1. Here are the questions from the adverb placement grammar tool with some answers I had in mind:

1. Describe concisely the possibilities for adverb placement allowed by this grammar tool. Are any of the allowed strings ungrammatical in English?

Adverbs can be left adjoined to either V' or I'. No right adjunction of adverbs is permitted by the tool. The adverbs always and carefully adjoin freely to both V' and I' but completely adjoins only to a V' whose head is a main verb (FINISH) but not when the head of V' is an auxiliary (HAVE). More than one adverb can adjoin above the same head, yielding sentences like:

  1. John has always carefully finished the work.
  2. John has carefully always finished the work.
  3. John has always completely finished the work.

But since the adverb order is free, the following ungrammatical string is also generated:

*John has completely always finished the work.

When an adverb is adjoined to the V' of the main verb and that verb moves (using G1) the resultant string is also ungrammatical:

*John finished always the work.

2. How do grammar options G1, G2, and G3 differ? G1 allows raising of both the main verb and the auxiliary; G2 allows only lowering of tense onto both the main verb and the auxiliary; G3 allows only raising of the auxiliary verb and lowering of tense onto the main verb. With the free word will in I, no raising or lowering is allowed.

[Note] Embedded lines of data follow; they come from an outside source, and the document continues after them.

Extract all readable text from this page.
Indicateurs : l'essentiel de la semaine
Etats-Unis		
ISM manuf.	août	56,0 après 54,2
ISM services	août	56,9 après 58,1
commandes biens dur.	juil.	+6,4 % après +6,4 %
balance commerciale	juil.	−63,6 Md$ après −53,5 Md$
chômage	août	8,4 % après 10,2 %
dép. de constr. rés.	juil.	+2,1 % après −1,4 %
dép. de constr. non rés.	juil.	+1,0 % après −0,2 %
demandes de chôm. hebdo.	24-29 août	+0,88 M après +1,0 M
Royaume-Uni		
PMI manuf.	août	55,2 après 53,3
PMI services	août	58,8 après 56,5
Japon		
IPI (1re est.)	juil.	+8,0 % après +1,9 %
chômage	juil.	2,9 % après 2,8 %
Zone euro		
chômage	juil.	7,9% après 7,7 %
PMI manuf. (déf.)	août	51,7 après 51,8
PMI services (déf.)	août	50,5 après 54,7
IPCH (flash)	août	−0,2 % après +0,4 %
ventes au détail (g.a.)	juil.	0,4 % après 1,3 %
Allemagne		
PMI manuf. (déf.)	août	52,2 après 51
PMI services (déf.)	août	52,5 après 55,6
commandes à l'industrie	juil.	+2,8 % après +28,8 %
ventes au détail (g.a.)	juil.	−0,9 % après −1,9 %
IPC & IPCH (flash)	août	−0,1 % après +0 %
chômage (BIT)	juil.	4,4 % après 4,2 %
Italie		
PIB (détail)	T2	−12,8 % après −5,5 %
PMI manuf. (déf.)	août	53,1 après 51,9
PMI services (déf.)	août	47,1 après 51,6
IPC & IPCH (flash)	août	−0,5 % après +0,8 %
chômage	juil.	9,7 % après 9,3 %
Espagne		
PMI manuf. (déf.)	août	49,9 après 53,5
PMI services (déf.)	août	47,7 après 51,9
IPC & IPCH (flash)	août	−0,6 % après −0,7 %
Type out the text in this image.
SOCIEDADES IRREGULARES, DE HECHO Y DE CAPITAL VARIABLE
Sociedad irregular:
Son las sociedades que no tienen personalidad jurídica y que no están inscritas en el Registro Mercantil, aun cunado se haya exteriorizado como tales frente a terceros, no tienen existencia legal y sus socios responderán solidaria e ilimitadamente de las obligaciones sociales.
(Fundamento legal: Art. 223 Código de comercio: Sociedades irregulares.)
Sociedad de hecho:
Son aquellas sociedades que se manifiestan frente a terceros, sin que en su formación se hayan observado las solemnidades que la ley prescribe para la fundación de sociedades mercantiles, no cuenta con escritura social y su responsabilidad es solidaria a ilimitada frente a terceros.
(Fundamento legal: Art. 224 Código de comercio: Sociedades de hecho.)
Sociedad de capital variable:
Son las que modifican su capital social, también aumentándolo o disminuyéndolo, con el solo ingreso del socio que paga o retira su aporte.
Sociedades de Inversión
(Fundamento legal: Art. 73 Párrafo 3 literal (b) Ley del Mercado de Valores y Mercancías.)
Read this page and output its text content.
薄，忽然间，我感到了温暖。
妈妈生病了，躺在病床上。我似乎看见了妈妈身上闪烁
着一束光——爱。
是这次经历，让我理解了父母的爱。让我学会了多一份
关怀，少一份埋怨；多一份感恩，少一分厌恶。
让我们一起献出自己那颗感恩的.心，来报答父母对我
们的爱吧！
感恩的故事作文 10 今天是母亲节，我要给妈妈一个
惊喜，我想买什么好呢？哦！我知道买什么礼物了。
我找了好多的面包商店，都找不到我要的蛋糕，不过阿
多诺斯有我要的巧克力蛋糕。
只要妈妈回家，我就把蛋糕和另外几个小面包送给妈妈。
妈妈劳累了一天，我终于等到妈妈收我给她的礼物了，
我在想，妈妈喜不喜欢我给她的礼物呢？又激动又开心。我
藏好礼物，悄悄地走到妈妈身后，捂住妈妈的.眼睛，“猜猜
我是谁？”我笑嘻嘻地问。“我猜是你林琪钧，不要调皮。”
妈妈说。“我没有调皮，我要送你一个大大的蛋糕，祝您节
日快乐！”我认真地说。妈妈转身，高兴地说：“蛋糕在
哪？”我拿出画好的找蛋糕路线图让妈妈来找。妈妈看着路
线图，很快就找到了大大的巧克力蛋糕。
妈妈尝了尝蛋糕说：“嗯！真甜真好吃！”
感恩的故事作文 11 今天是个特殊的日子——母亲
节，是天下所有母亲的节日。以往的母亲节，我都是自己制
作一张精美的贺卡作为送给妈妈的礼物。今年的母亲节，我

3. Looking only at the variant forms generated by this grammar, is there evidence that English sometimes exhibits verb-movement to I?

There is no such evidence. Evidence of V-to-I movement based on adverb placement (as opposed to negation or question formation) appears when an adverb modifying a verb phrase or sentence occurs between a verb and its complement. This happens in American English only with the copula, as in:

John is always sad/the worst player.

In British English we also have this order with have used as a main verb:

John has always a good deal to contribute.

Because the grammar tool doesn't contain the copula or main verb have, this evidence is not within its scope.

When an adverb appears between an auxiliary verb and a main verb, this can either be due to adjunction of the adverb to the auxiliary's V' followed by movement of the auxiliary over the adverb to I or be due to adjunction of the adverb to the main verb's V'. Hence, such sentences do not provide evidence for verb movement.

4. Looking only at the variant forms generated by this grammar, is there evidence that English does not have the movement option specified by G2? Again no. G2 allows only lowering, which means that any adverb adjoined to the V' of a verb will appear to its left. When the adverb appears to the right of a verb, that might be evidence for raising but in the cases that can be constructed with the grammar tool, the relevant verb is always an auxiliary so that the same word order can be produced by adjoining the adverb to the V' of the main verb.